Garner is a well-respected infectious disease researcher and I wondered what what his thinking was about using the mind to heal the body. He said: "Your body has an autonomic nervous system that is a very basic system to protect you from harm. It's the system that means you automatically pull your hand away if you touch something hot after you feel pain. And I honestly think that a lot of the chronic fatigue and ME in post-viral syndromes is to do with these systems becoming disordered.

"So in evolution, fatigue might be your body shutting you down when you are unwell to stop you using energy so your body could recover. But it just gets distorted somewhere in the disease process and faulty neural pathways set up these 'false fatigue alarms'. And when you expect them, your unconscious learns triggers for these false alarms."

The way Garner recovered through psychological techniques such as mindfulness and short bursts of exercise, is not dissimilar to the way I recovered from CFS/ME, after trying acupuncture and even swampy black potions of Chinese herbs, in a desperate attempt to heal.

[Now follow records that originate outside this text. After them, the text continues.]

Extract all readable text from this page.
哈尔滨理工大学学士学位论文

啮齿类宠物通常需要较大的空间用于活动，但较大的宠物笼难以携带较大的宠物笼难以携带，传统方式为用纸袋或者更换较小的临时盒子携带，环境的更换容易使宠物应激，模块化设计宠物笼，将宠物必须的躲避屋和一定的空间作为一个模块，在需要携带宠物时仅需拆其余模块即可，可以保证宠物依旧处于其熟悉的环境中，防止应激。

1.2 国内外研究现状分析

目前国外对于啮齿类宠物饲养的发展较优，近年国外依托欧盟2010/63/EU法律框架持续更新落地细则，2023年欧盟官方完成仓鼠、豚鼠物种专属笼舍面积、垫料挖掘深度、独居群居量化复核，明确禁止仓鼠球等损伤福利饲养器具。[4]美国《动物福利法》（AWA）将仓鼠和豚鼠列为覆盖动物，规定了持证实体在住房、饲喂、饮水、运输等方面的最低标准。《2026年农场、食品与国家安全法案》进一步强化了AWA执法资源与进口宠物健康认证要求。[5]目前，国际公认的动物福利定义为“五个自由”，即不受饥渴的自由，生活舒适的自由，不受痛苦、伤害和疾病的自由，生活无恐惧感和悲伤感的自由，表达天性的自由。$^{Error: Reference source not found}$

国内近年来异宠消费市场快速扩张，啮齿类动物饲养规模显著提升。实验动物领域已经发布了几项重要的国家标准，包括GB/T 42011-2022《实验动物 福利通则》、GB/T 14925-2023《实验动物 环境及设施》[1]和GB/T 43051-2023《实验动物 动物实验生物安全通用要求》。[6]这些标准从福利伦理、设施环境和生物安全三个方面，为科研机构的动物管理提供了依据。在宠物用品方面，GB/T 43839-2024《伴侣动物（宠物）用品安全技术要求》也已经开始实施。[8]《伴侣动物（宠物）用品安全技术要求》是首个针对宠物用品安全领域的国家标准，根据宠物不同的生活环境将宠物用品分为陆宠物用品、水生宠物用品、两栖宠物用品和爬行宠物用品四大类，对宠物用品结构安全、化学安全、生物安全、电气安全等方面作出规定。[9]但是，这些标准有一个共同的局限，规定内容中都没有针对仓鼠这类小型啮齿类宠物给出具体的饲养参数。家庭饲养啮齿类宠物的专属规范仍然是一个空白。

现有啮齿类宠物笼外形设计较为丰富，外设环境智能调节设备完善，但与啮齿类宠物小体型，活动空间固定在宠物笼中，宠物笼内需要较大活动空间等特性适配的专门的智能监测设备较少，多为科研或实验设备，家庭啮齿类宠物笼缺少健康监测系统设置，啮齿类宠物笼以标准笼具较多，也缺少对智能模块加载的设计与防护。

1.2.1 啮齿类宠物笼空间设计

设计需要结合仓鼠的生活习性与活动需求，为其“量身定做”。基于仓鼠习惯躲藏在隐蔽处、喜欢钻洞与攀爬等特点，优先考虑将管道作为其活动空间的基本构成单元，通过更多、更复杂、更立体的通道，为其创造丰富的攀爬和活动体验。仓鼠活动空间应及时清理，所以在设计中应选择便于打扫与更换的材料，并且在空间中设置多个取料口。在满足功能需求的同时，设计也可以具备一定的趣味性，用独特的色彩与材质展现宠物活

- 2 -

Talking therapy helped me to work through the psychological distress and burnout I had been experiencing before I got sick with glandular fever, and in addressing those issues, my symptoms also lifted.

Peter White published another paper with Michael Sharpe, psychiatrist and well-known CFS expert at the University of Oxford, showing increasing evidence that cognitive behavioural therapy (CBT) can resolve symptoms in some people too.

This is not to say that everyone with CFS/ME will see their symptoms ease with the same methods, but that there is evidence that for some people, psychological interventions work.

Vaccines for EBV

Despite the number of conditions EBV is linked to, there has been a dearth of research on developing a vaccine for it – possibly because the fact that nearly everyone has been infected with the virus at some point in their life means a vaccine would have to be part of a routine immunisation programme, which is far more challenging than targeting a specific population.

In May 2022, The US National Institute of Allergy and Infectious Diseases (NIAID), part of the National Institutes of Health, launched an early-stage clinical trial to evaluate an investigational preventative vaccine for Epstein-Barr virus (EBV). There has only been one other study testing an investigational EBV vaccine in more than a decade.

The vaccine works by targeting EBV glycoprotein gp350, found on the surface of the virus and virus-infected cells. This glycoprotein is also the primary target for neutralising antibodies found in people who are naturally infected with EBV. The vaccine is delivered via ferritin, an iron-storing protein that works as a vaccine platform because it can display a dense array of proteins from the targeted virus on its surface.

The study won't be finished for another two years at least, and so it's too soon to say how effective it will be. So what happens in the meantime? More attention since the emergence of Long COVID has catalysed scientists into research to understand the specific mechanisms by which EBV can cause CFS/ME, although using these to develop potential treatments is likely to be a way off.

Perhaps until physiological treatments are widely available, moving away from a binary position that CFS/ME is either entirely psychosomatic or fully physiological would benefit people.

Whether or not a treatment is expected to work, and even when the mechanism of action isn't clear, the way that robust science operates is looking at the evidence to see what has an effect and what doesn't – thus, if psychological interventions improve symptoms, even if that is unexpected or seemingly unlikely, then dismissing them on the basis of assumptions that recovery from CFS/ME is near-impossible is unscientific.

Insisting that psychotherapy must help when a patient is seeing no improvement is just as unhelpful as denying the benefits of psychotherapy when there are numerous accounts of people who have recovered from CFS/ME through this approach. There is no intellectual argument to be tussled over.

Arguably, as Garner says, a "more rational, clear-headed discussion that takes into account people's lived experiences is what we need more of."